Management expects to issue new bonds in 2017 to fund certain capital projects and to provide reimbursement for prior capital projects. However, plans are currently preliminary and the bond structure and par amounts are to be determined. Management has stated that a primary goal of any bond issuance is to maintain SRMC's credit profile at levels consistent with the current 'A' rating. Significant capital projects include the renovation of SRMC's former outpatient surgery space and relocation of inpatient surgical suites to the newly renovated space in addition to the implementation of a new IT system. Fitch will assess the credit impact, if any, of a new bond issuance as details become more certain.

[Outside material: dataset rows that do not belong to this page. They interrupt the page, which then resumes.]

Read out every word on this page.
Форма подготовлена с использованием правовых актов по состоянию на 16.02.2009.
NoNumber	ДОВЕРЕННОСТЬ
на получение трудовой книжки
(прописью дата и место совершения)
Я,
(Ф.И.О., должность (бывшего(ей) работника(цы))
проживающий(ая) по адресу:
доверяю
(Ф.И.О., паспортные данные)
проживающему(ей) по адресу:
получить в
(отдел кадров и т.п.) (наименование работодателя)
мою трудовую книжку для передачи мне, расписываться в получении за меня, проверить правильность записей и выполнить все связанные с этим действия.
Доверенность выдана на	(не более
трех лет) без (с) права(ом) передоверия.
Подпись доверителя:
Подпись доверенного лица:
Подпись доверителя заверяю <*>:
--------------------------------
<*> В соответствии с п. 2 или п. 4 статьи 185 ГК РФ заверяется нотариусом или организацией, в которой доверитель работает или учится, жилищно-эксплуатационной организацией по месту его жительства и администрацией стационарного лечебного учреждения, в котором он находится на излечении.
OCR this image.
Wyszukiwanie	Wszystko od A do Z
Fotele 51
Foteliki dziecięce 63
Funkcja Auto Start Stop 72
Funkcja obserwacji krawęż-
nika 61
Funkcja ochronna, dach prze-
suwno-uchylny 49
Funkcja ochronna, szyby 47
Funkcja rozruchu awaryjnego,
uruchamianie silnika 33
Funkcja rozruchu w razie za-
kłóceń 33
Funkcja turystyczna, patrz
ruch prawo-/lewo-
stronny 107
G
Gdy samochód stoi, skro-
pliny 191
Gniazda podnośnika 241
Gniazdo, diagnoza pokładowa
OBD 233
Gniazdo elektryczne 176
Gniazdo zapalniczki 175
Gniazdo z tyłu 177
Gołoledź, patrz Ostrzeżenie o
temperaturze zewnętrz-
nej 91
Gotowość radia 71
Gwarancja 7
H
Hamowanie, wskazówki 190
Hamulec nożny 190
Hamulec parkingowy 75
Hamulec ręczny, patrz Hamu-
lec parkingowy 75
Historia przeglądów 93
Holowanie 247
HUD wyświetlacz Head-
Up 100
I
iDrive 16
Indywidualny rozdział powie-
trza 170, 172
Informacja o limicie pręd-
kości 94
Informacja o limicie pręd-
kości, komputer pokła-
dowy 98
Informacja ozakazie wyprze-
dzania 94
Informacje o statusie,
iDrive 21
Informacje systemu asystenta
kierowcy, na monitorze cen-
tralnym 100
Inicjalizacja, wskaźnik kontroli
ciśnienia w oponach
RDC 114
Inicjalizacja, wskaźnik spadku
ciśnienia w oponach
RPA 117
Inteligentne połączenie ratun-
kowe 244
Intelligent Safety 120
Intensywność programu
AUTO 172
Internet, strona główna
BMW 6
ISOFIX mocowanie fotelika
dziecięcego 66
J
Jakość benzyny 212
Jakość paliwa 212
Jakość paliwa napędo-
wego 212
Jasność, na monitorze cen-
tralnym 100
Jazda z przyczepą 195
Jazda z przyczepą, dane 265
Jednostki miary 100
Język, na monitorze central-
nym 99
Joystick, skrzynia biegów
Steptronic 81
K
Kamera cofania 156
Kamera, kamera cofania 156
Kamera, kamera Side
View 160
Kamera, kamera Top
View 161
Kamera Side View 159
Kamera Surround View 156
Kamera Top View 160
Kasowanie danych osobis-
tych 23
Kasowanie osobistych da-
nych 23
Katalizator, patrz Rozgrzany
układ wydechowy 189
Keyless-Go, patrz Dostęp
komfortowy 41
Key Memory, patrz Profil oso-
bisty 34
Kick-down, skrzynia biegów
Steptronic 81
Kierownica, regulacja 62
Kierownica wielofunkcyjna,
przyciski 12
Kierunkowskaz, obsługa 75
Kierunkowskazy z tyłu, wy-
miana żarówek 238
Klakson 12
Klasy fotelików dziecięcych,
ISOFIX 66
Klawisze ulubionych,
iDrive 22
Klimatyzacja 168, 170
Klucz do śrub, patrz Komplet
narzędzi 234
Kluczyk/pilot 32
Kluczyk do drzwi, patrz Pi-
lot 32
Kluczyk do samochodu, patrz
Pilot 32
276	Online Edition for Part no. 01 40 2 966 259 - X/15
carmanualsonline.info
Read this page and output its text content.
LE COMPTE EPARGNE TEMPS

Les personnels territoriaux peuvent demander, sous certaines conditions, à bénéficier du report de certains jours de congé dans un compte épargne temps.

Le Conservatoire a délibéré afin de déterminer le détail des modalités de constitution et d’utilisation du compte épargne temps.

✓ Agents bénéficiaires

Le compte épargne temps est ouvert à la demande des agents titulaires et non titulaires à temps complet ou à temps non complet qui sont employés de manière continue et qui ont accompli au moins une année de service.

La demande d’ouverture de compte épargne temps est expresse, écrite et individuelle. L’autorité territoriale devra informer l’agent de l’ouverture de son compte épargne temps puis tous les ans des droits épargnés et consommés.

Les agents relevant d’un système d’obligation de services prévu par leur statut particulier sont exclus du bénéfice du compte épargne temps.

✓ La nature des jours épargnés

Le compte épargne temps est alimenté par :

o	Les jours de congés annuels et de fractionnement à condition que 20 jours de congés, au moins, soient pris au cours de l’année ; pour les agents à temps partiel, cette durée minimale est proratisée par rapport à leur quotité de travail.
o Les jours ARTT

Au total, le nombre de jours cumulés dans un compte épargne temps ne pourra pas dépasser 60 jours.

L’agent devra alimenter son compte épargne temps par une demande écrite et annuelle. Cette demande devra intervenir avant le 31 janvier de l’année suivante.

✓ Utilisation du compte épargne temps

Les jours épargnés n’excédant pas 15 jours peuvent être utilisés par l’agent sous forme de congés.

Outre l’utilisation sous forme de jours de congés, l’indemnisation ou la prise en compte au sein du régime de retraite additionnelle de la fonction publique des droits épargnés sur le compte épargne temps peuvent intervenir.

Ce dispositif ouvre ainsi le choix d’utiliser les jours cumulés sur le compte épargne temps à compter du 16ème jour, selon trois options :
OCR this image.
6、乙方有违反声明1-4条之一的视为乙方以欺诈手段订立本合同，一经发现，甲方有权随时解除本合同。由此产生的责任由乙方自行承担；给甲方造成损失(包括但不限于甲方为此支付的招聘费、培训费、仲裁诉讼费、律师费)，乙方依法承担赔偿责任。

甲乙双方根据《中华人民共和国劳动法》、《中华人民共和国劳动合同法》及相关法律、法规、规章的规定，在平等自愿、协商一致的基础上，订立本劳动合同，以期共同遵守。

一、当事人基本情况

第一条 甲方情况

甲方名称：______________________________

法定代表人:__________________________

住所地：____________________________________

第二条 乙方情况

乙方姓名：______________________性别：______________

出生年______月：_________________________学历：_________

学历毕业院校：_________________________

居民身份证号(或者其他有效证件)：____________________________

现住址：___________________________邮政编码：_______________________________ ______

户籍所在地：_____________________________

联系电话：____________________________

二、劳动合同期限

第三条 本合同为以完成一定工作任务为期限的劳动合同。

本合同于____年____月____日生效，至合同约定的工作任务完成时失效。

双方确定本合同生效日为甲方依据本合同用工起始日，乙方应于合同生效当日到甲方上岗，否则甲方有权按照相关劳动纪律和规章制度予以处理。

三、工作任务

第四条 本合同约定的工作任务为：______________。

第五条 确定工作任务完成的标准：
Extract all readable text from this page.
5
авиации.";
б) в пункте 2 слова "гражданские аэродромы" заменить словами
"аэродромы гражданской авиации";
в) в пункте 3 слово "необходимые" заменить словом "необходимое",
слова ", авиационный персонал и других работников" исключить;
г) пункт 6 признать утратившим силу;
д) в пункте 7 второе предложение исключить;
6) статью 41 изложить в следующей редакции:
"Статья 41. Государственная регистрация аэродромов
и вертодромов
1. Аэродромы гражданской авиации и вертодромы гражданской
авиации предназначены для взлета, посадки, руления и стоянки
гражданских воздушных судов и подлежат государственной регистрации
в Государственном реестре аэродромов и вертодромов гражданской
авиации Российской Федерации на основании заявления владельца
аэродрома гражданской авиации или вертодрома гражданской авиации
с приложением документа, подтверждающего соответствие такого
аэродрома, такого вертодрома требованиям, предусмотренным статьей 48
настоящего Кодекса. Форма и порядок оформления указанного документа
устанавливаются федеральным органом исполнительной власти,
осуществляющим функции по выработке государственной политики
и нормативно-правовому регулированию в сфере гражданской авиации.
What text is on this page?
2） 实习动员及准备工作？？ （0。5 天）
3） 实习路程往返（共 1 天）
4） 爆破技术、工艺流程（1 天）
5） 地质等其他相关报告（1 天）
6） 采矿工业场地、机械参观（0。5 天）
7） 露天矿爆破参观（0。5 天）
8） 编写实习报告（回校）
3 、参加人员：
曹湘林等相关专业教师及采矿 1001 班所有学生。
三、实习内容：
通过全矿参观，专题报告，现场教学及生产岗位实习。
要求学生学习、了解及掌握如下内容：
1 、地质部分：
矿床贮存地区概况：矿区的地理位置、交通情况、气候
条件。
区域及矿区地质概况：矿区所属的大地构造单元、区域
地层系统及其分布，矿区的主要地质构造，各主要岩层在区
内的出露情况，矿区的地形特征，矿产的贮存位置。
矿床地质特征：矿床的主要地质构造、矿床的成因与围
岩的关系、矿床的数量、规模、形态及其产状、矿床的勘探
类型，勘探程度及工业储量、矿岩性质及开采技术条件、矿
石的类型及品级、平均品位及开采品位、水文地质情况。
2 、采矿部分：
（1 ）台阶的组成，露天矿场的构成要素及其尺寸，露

Operating profitability rebounded from compressed levels fiscal 2013, but remains light for the rating category. Operating EBITDA margin decreased to 6.4% in fiscal 2013 due to a combination of Medicare cuts, Medicaid cuts in North Carolina, and increased bad debt. Operating EBITDA margin increased to 8.1% in fiscal 2014 and 8.2% in fiscal 2015 but remains light relative to Fitch's 'A' category median of 10.3%. Operating EBITDA margin equaled 7.2% in the interim period and is in line with the prior year's interim period results. The compressed interim period operating profitability primarily reflects the timing of receipt of state supplemental funding. Operating profitability has been pressured by increased nursing agency costs, increased pharmaceutical expenses and start-up costs associated with a new joint venture ambulatory surgical center (ASC). However, the ASC is expected to achieve profitability during fiscal 2016 and management is proactively addressing the other challenges. The light operating profitability is currently mitigated by SRMC's manageable debt burden and solid liquidity metrics.


SRMC had approximately $57 million of total debt outstanding at June 30, 2016. In addition to the series 2012 bonds, total debt includes approximately $18 million of series 2005 bonds that are not rated by Fitch and various capital leases. The bond portfolio is comprised of 66% underlying fixed rate bonds and 34% underlying variable rate bonds. SRMC is not counterparty to any swap agreements.


SRMC covenants to provide annual disclosure within 120 days of the end of each fiscal year and quarterly disclosure within 45 days of the end of each fiscal quarter. Disclosure is provided through the Municipal Securities Rulemaking Board's EMMA system.